Joshua was due on July 30, but he was born early, on July 8. Though it was summer, David was in the middle of teaching three classes at a local community college, tutoring five high school students to take the SAT, and writing revisions for a long, complex paper on the role of economic causality in historical theories of work. Luckily, his mother came up to help with the infant, though that caused some problems, too. Courtney called at least once a day to complain that Sandra was driving her crazy. He tried to be sympathetic, though his mother’s only real crime seemed to be that Joshua was so much easier when she was taking care of him. The one time he hinted that the baby might be picking up on how tense Courtney was, she snapped, “Are you’re saying I’m a bad mother?” “No,” he said quickly. “I’m just saying you and I are new at this.” He kept his voice gentle, though his jaw felt tight. Most of the time when Courtney called, she would end up apologizing, but he didn’t feel like hanging on, waiting for her mood to change. He had ninety-two tests to grade before the end of the week. He was so stressed that it was hard not to be jealous of his grad school friends who didn’t have colicky babies and upset wives and ninety-two students waiting for grades, friends who did nothing but study all day and hang out at bars most nights.
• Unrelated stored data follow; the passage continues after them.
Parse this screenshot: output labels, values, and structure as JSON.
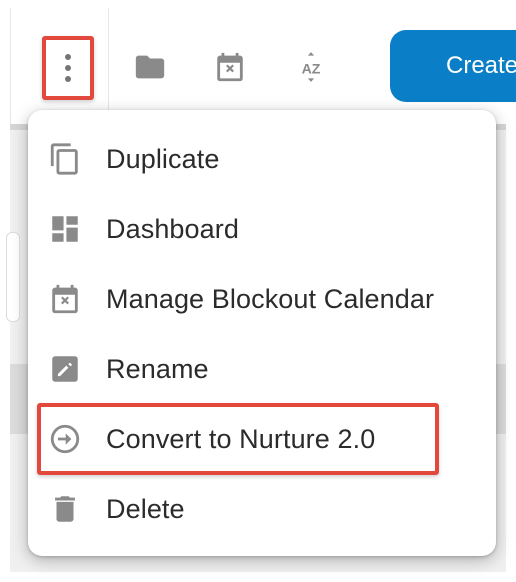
{
  "toolbar": {
    "create_label": "Create",
    "icons": [
      "more-vert-icon",
      "folder-icon",
      "calendar-x-icon",
      "sort-az-icon"
    ]
  },
  "menu": {
    "items": [
      {
        "label": "Duplicate",
        "icon": "copy-icon"
      },
      {
        "label": "Dashboard",
        "icon": "dashboard-icon"
      },
      {
        "label": "Manage Blockout Calendar",
        "icon": "calendar-x-icon"
      },
      {
        "label": "Rename",
        "icon": "pencil-icon"
      },
      {
        "label": "Convert to Nurture 2.0",
        "icon": "arrow-circle-icon"
      },
      {
        "label": "Delete",
        "icon": "trash-icon"
      }
    ]
  },
  "colors": {
    "accent": "#0a7fc7",
    "highlight": "#e2483b",
    "icon": "#757575",
    "text": "#2b2b2b"
  }
}
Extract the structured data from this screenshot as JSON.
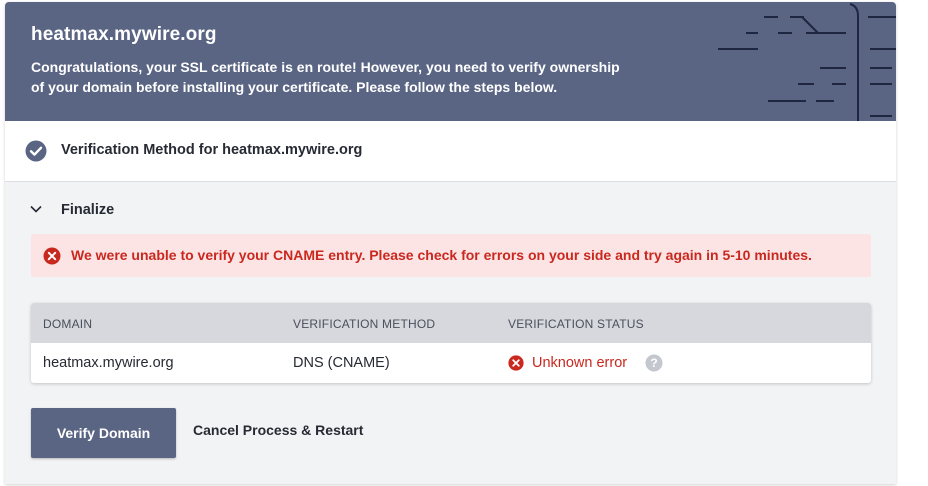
{
  "header": {
    "title": "heatmax.mywire.org",
    "message_line1": "Congratulations, your SSL certificate is en route! However, you need to verify ownership",
    "message_line2": "of your domain before installing your certificate. Please follow the steps below."
  },
  "method_step": {
    "label": "Verification Method for heatmax.mywire.org",
    "completed": true
  },
  "finalize": {
    "label": "Finalize",
    "expanded": true,
    "alert": "We were unable to verify your CNAME entry. Please check for errors on your side and try again in 5-10 minutes."
  },
  "table": {
    "columns": [
      "DOMAIN",
      "VERIFICATION METHOD",
      "VERIFICATION STATUS"
    ],
    "rows": [
      {
        "domain": "heatmax.mywire.org",
        "method": "DNS (CNAME)",
        "status": "Unknown error"
      }
    ]
  },
  "actions": {
    "verify_label": "Verify Domain",
    "cancel_label": "Cancel Process & Restart"
  },
  "colors": {
    "header_bg": "#5a6584",
    "error": "#c9281f",
    "alert_bg": "#fde4e4"
  },
  "icons": [
    "check-circle-icon",
    "chevron-down-icon",
    "error-circle-icon",
    "help-circle-icon"
  ]
}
All of it—the classes, the tutoring, and the revisions—was over by the beginning of August. He had a full month off before the fall semester began, which was a good thing, as his mother had to go home and back to work. She promised to come up again as soon as she could, but in the meantime, they would be on their own.

After only a day and a half, they were already overwhelmed. Joshua was cuter than any baby David had ever seen, so cute it seemed impossible that David had had anything to do with creating him, yet he was exhausting to take care of, primarily because he seemed to hate sleeping. Because he was three weeks premature, he was born very small, only 5 pounds and 2 ounces. David assumed that had to be part of the reason he woke up every hour and a half all night long, screaming to be fed. Courtney was breastfeeding, not because she wanted to, as she frequently admitted, but because she was afraid the pediatrician, and especially her mother, Liz, would disapprove if she didn’t. David wasn’t sure why she refused to try pumping milk so he could handle one of the nightly feedings. She also wouldn’t discuss why she’d decided to stop waking Joshie during his long afternoon naps, though Sandra had told them they needed to do this until the baby learned to save his longest continuous sleeping period for the nights. David suspected that she was too exhausted to think straight, but it was becoming a vicious cycle. The more tired Courtney was, the more reluctant she became to listen to suggestions, much less let him make any of the decisions. So he did the only thing he could think of. He changed diapers when she told him to, grabbed another spit-up cloth if she snapped her fingers and pointed at her shoulder, took Joshie for walks when she yelled that the crying was driving her insane. Whatever she wanted.